Diante da falta de literatura
médica (atestada inclusive pelo Instituto Nacional de Saúde norte-americano)
que comprove a ligação entre a doença no feto e o risco de vida para a mãe
durante a gravidez, resta a forte suspeita de que a motivação para o aborto
seria mesmo a própria doença da criança, e não possíveis ameaças à integridade
física da jovem – até mesmo porque, em caso de risco de vida para a mãe, a
autorização judicial nem seria necessária. Um caso semelhante já havia ocorrido
em Goiás, no ano passado, com uma gestante de 41 anos que também recebeu
permissão para abortar após o diagnóstico de que seu filho tinha a síndrome de
Edwards. É assustador perceber que, mesmo sem haver certeza absoluta sobre a
ameaça à vida da mãe, nos dois casos decidiu-se pela eliminação da criança.
Também percebe-se que, apesar
de o artigo 128 do Código Penal não ter sofrido alterações no Congresso
Nacional, o Poder Judiciário vem tomando para si a atribuição de legislar sobre
o tema, abrindo brechas no sentido de tornar a legislação cada vez mais
permissiva. Com a ADPF 54, julgada no início de 2012, o aborto de anencéfalos
passou a ser aceito; agora, eliminam-se crianças com outras anomalias genéticas
graves; a julgar pelo ritmo de aceitação da eugenia intrauterina, é possível
imaginar um futuro no qual passe a ser legal negar o direito à vida de crianças
diagnosticadas com outras doenças e deficiências menos graves.
Na realidade, a perspectiva
pode ser ainda pior, pois a proposta de reforma do Código Penal em avaliação
atualmente no Senado prevê a liberação do aborto, em qualquer momento da
gestação, nos casos em que a legislação atual já não pune a prática, com o acréscimo
de situações em que o feto padeça de “incuráveis anomalias que inviabilizem a
vida extrauterina”; e, até a 12.ª semana de gestação, o aborto ficaria liberado
“quando o médico ou psicólogo constatar que a mulher não apresenta condições
psicológicas de arcar com a maternidade” – critérios puramente subjetivos e
que, na prática, dão margem à legalização ampla da eliminação de nascituros. Em
entrevista ao canal Globo News no início de setembro, o procurador Luiz Carlos
Gonçalves, coordenador da comissão de juristas que elaborou o projeto de
reforma do Código Penal, admitiu abertamente seu orgulho – e o de seus pares –
em propor a legalização do aborto em termos tão amplos.

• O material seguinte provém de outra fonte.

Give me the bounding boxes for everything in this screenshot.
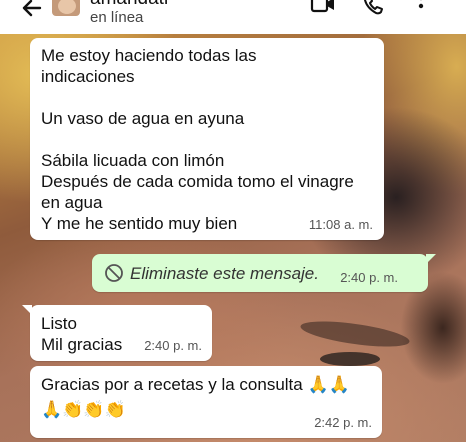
message-text: Gracias por a recetas y la consulta 🙏🙏	[41, 374, 350, 395]
deleted-message-icon	[105, 264, 123, 282]
video-call-icon[interactable]	[310, 0, 336, 16]
message-text: Listo	[41, 314, 77, 333]
message-text: Después de cada comida tomo el vinagre	[41, 172, 354, 191]
message-timestamp: 2:40 p. m.	[340, 270, 398, 285]
bubble-tail	[22, 305, 32, 315]
message-text-body: Gracias por a recetas y la consulta	[41, 375, 303, 394]
message-text: en agua	[41, 193, 103, 212]
avatar[interactable]	[50, 0, 82, 18]
deleted-message-text: Eliminaste este mensaje.	[130, 264, 319, 283]
back-arrow-icon[interactable]	[18, 0, 46, 22]
presence-status: en línea	[90, 9, 144, 26]
message-text	[41, 87, 354, 108]
wallpaper-detail	[320, 352, 380, 366]
message-text: Sábila licuada con limón	[41, 151, 225, 170]
message-text: indicaciones	[41, 67, 135, 86]
message-timestamp: 11:08 a. m.	[308, 217, 373, 232]
message-text: Me estoy haciendo todas las	[41, 46, 257, 65]
more-options-icon[interactable]	[414, 0, 428, 18]
message-text: Mil gracias	[41, 335, 123, 354]
message-text	[41, 129, 354, 150]
message-incoming[interactable]: Me estoy haciendo todas las indicaciones…	[30, 38, 384, 240]
message-timestamp: 2:42 p. m.	[314, 415, 372, 430]
message-incoming[interactable]: Listo Mil gracias 2:40 p. m.	[22, 305, 212, 361]
chat-header: amandati en línea	[0, 0, 466, 34]
message-outgoing-deleted[interactable]: Eliminaste este mensaje. 2:40 p. m.	[92, 254, 436, 292]
message-timestamp: 2:40 p. m.	[144, 338, 202, 353]
folded-hands-emoji: 🙏🙏	[307, 375, 350, 394]
emoji-line: 🙏👏👏👏	[41, 400, 126, 419]
phone-icon[interactable]	[362, 0, 386, 16]
wallpaper-detail	[299, 316, 411, 352]
message-incoming[interactable]: Gracias por a recetas y la consulta 🙏🙏 🙏…	[30, 366, 382, 438]
bubble-tail	[426, 254, 436, 264]
message-text: Y me he sentido muy bien	[41, 214, 238, 233]
message-text: Un vaso de agua en ayuna	[41, 109, 245, 128]
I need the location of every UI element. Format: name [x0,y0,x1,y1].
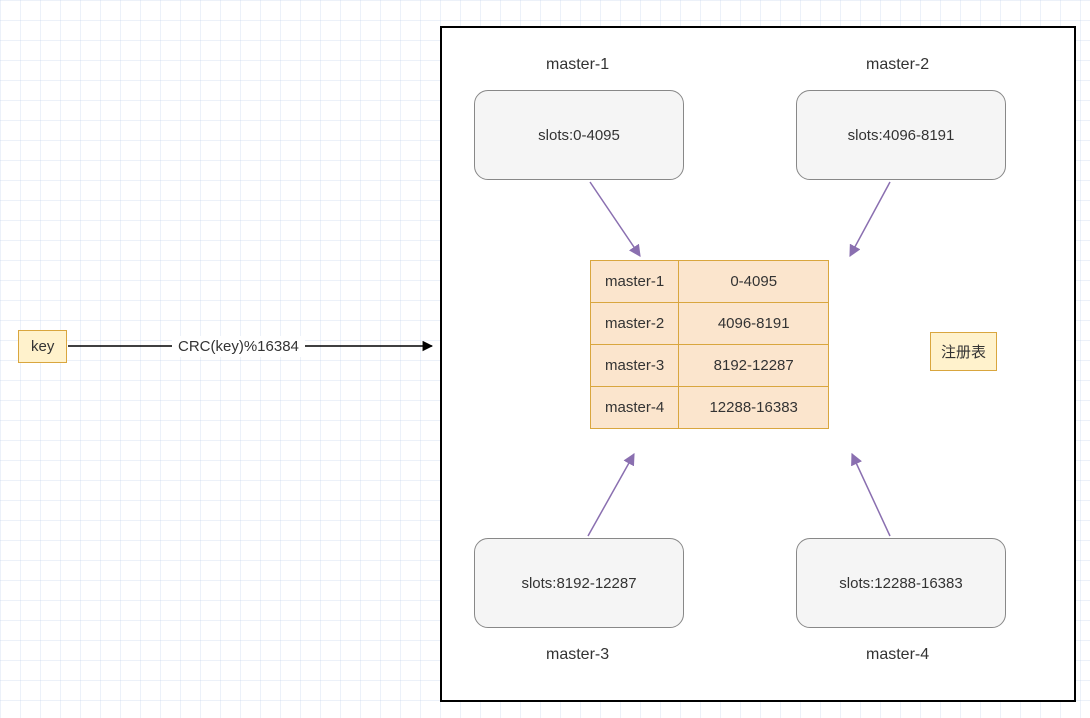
registry-label: 注册表 [930,332,997,371]
edge-formula-label: CRC(key)%16384 [172,336,305,357]
cell-range: 4096-8191 [679,303,829,345]
edge-formula-text: CRC(key)%16384 [178,338,299,355]
table-row: master-4 12288-16383 [591,387,829,429]
master-1-title: master-1 [546,56,609,74]
master-1-slots: slots:0-4095 [538,127,620,144]
cell-name: master-3 [591,345,679,387]
cell-range: 12288-16383 [679,387,829,429]
cell-name: master-4 [591,387,679,429]
master-3-slot-box: slots:8192-12287 [474,538,684,628]
cell-range: 8192-12287 [679,345,829,387]
cell-name: master-1 [591,261,679,303]
master-3-title: master-3 [546,646,609,664]
master-2-slot-box: slots:4096-8191 [796,90,1006,180]
master-2-title: master-2 [866,56,929,74]
master-3-slots: slots:8192-12287 [521,575,636,592]
table-row: master-2 4096-8191 [591,303,829,345]
registry-table: master-1 0-4095 master-2 4096-8191 maste… [590,260,829,429]
key-node-label: key [31,338,54,355]
master-2-slots: slots:4096-8191 [848,127,955,144]
cell-name: master-2 [591,303,679,345]
registry-label-text: 注册表 [941,344,986,361]
cell-range: 0-4095 [679,261,829,303]
master-4-slot-box: slots:12288-16383 [796,538,1006,628]
master-4-title: master-4 [866,646,929,664]
master-1-slot-box: slots:0-4095 [474,90,684,180]
master-4-slots: slots:12288-16383 [839,575,962,592]
key-node: key [18,330,67,363]
table-row: master-1 0-4095 [591,261,829,303]
table-row: master-3 8192-12287 [591,345,829,387]
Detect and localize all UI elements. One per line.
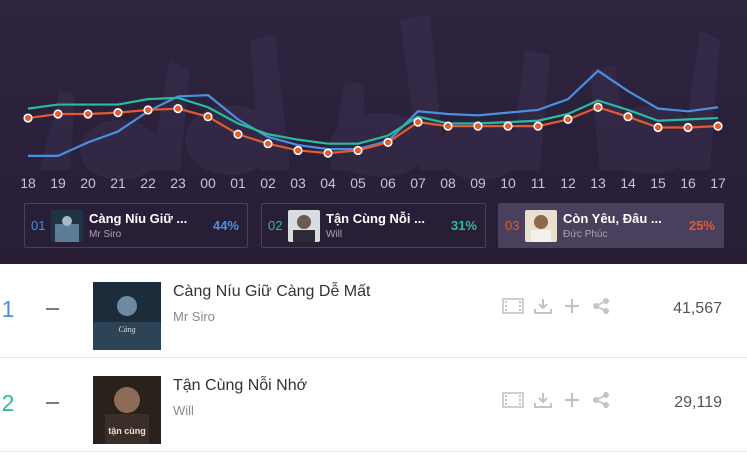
- legend-artist: Will: [326, 229, 343, 240]
- data-point: [533, 121, 543, 131]
- data-point: [323, 148, 333, 158]
- x-tick-label: 19: [50, 175, 66, 191]
- play-count: 29,119: [674, 394, 722, 411]
- x-tick-label: 07: [410, 175, 426, 191]
- data-point: [263, 139, 273, 149]
- song-actions: [502, 297, 620, 315]
- song-rank: 2: [1, 390, 15, 416]
- song-thumbnail: [51, 209, 83, 242]
- data-point: [563, 114, 573, 124]
- data-point: [233, 129, 243, 139]
- data-point: [623, 112, 633, 122]
- legend-title: Còn Yêu, Đâu ...: [563, 211, 662, 226]
- legend-rank: 03: [505, 218, 520, 233]
- chart-hero: 18 19 20 21 22 23 00 01 02 03 04 05 06 07 08 09 10 11 12 13…: [0, 0, 747, 264]
- svg-text:Càng: Càng: [118, 325, 135, 334]
- rank-unchanged-icon: [46, 402, 59, 404]
- legend-title: Càng Níu Giữ ...: [89, 211, 188, 226]
- plus-icon[interactable]: [562, 297, 582, 315]
- x-tick-label: 16: [680, 175, 696, 191]
- x-tick-label: 00: [200, 175, 216, 191]
- rank-unchanged-icon: [46, 308, 59, 310]
- play-count: 41,567: [673, 300, 722, 317]
- data-point: [383, 137, 393, 147]
- x-tick-label: 21: [110, 175, 126, 191]
- x-tick-label: 10: [500, 175, 516, 191]
- song-title[interactable]: Càng Níu Giữ Càng Dễ Mất: [173, 283, 370, 301]
- data-point: [113, 108, 123, 118]
- data-point: [203, 112, 213, 122]
- film-icon[interactable]: [502, 391, 524, 409]
- x-tick-label: 03: [290, 175, 306, 191]
- data-point: [83, 109, 93, 119]
- song-row[interactable]: 2 tận cùng Tận Cùng Nỗi Nhớ Will 29,119: [0, 358, 747, 452]
- legend-percent: 31%: [450, 218, 477, 233]
- x-tick-label: 01: [230, 175, 246, 191]
- song-artist[interactable]: Mr Siro: [173, 309, 215, 324]
- x-tick-label: 18: [20, 175, 36, 191]
- series-line-3: [27, 106, 719, 155]
- legend-artist: Đức Phúc: [563, 229, 608, 240]
- song-actions: [502, 391, 620, 409]
- svg-text:tận cùng: tận cùng: [108, 426, 146, 436]
- data-point: [593, 102, 603, 112]
- series-line-2: [27, 96, 719, 145]
- data-point: [143, 105, 153, 115]
- x-tick-label: 22: [140, 175, 156, 191]
- legend-percent: 44%: [212, 218, 239, 233]
- data-point: [413, 117, 423, 127]
- song-artist[interactable]: Will: [173, 403, 194, 418]
- data-point: [443, 121, 453, 131]
- legend-item-3[interactable]: 03 Còn Yêu, Đâu ... Đức Phúc 25%: [498, 203, 724, 248]
- film-icon[interactable]: [502, 297, 524, 315]
- x-tick-label: 11: [531, 175, 546, 191]
- data-point: [713, 121, 723, 131]
- legend-percent: 25%: [688, 218, 715, 233]
- data-point: [23, 113, 33, 123]
- data-point: [173, 103, 183, 114]
- x-tick-label: 06: [380, 175, 396, 191]
- x-tick-label: 17: [710, 175, 726, 191]
- song-row[interactable]: 1 Càng Càng Níu Giữ Càng Dễ Mất Mr Siro …: [0, 264, 747, 358]
- x-tick-label: 08: [440, 175, 456, 191]
- legend-item-2[interactable]: 02 Tận Cùng Nỗi ... Will 31%: [261, 203, 486, 248]
- share-icon[interactable]: [591, 297, 611, 315]
- trend-line-chart: 18 19 20 21 22 23 00 01 02 03 04 05 06 07 08 09 10 11 12 13…: [20, 69, 726, 191]
- data-point: [53, 109, 63, 119]
- data-point: [683, 122, 693, 133]
- data-point: [473, 121, 483, 131]
- legend-rank: 01: [31, 218, 46, 233]
- x-tick-label: 20: [80, 175, 96, 191]
- legend-item-1[interactable]: 01 Càng Níu Giữ ... Mr Siro 44%: [24, 203, 248, 248]
- song-rank: 1: [1, 296, 15, 322]
- x-tick-label: 13: [590, 175, 606, 191]
- share-icon[interactable]: [591, 391, 611, 409]
- song-cover[interactable]: Càng: [93, 282, 161, 350]
- data-point: [293, 145, 303, 156]
- x-tick-label: 14: [620, 175, 636, 191]
- x-tick-label: 09: [470, 175, 486, 191]
- song-title[interactable]: Tận Cùng Nỗi Nhớ: [173, 377, 307, 395]
- download-icon[interactable]: [533, 297, 553, 315]
- legend-artist: Mr Siro: [89, 229, 122, 240]
- x-tick-label: 23: [170, 175, 186, 191]
- plus-icon[interactable]: [562, 391, 582, 409]
- x-tick-label: 02: [260, 175, 276, 191]
- legend-title: Tận Cùng Nỗi ...: [326, 211, 425, 226]
- x-tick-label: 05: [350, 175, 366, 191]
- legend-rank: 02: [268, 218, 283, 233]
- song-cover[interactable]: tận cùng: [93, 376, 161, 444]
- song-thumbnail: [288, 209, 320, 242]
- x-tick-label: 04: [320, 175, 336, 191]
- song-thumbnail: [525, 209, 557, 242]
- data-point: [653, 122, 663, 133]
- x-tick-label: 12: [560, 175, 576, 191]
- x-tick-label: 15: [650, 175, 666, 191]
- download-icon[interactable]: [533, 391, 553, 409]
- data-point: [353, 145, 363, 156]
- data-point: [503, 121, 513, 131]
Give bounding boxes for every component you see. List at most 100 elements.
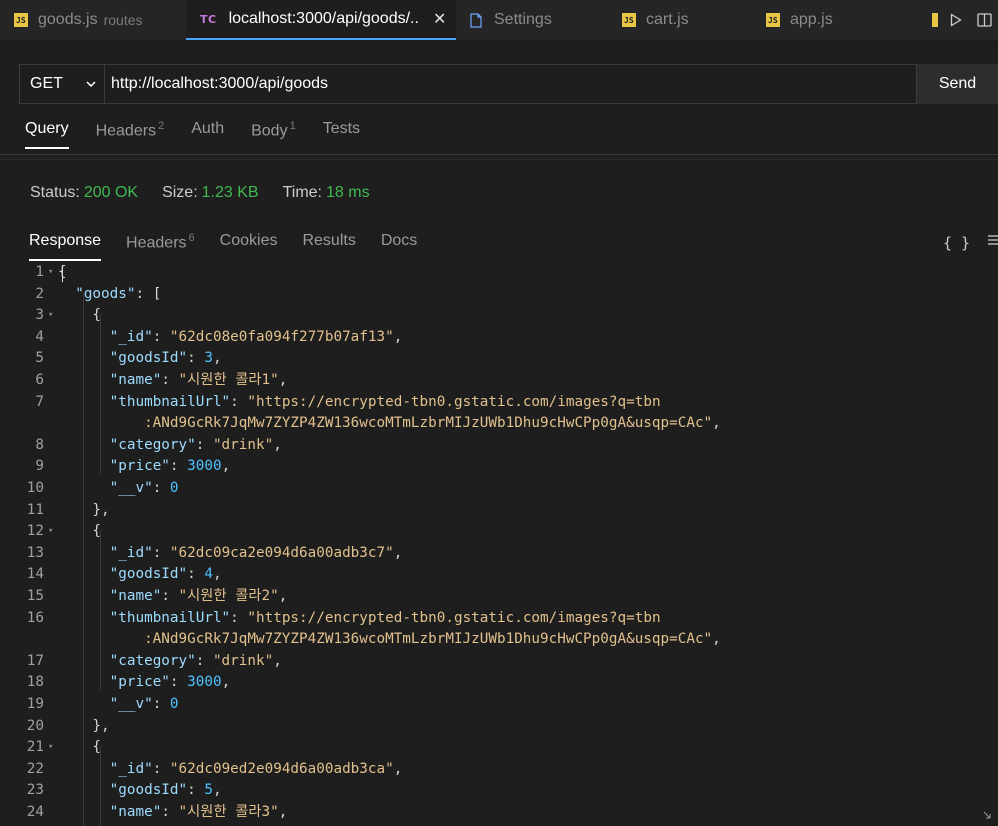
tab-body[interactable]: Body 1 [251, 120, 296, 150]
json-punctuation [58, 437, 110, 453]
fold-chevron-icon[interactable]: ▾ [44, 305, 58, 327]
json-punctuation: , [278, 804, 288, 820]
tab-response[interactable]: Response [29, 232, 102, 262]
gutter-spacer [44, 608, 58, 630]
tab-folder-hint: routes [103, 12, 143, 28]
tab-request-headers[interactable]: Headers 2 [96, 120, 165, 150]
close-icon[interactable]: ✕ [433, 9, 446, 29]
json-string: :ANd9GcRk7JqMw7ZYZP4ZW136wcoMTmLzbrMIJzU… [58, 631, 713, 648]
split-editor-icon[interactable] [970, 0, 998, 40]
json-key: "__v" [109, 696, 153, 712]
tab-query[interactable]: Query [25, 120, 69, 150]
gutter-spacer [44, 780, 58, 802]
code-text: "thumbnailUrl": "https://encrypted-tbn0.… [58, 392, 661, 414]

Além disso, segundo a proposta
de Código Penal, nos casos em que a prática continua sendo crime, a pena deverá
variar de seis meses a dois anos de prisão, contra os dois a quatro anos da
legislação atual. Crimes ambientais contra animais silvestres ou de
laboratório, no entanto, seriam punidos com prisão de dois a quatro anos. Uma
legislação em que eliminar seres humanos ainda por nascer é uma falta
considerada menos grave que a destruição de um ninho de pássaros revela, na
melhor das hipóteses, uma falta de critério assombrosa – ou, na pior delas, um
desprezo deliberado pela vida humana.
É fundamental que o Congresso
rejeite a proposta de legalização do aborto feita pelos juristas coordenados
por Gonçalves, e ao mesmo tempo também é urgente que o Poder Judiciário deixe
de promover a eugenia e esticar a lei atual para além dos limites de sua
interpretação. A vida dos seres humanos mais inocentes e indefesos precisa é de
mais proteção, e não de novas ameaças movidas por uma mentalidade que só
reserva o direito à vida aos “perfeitos” e “desejados”.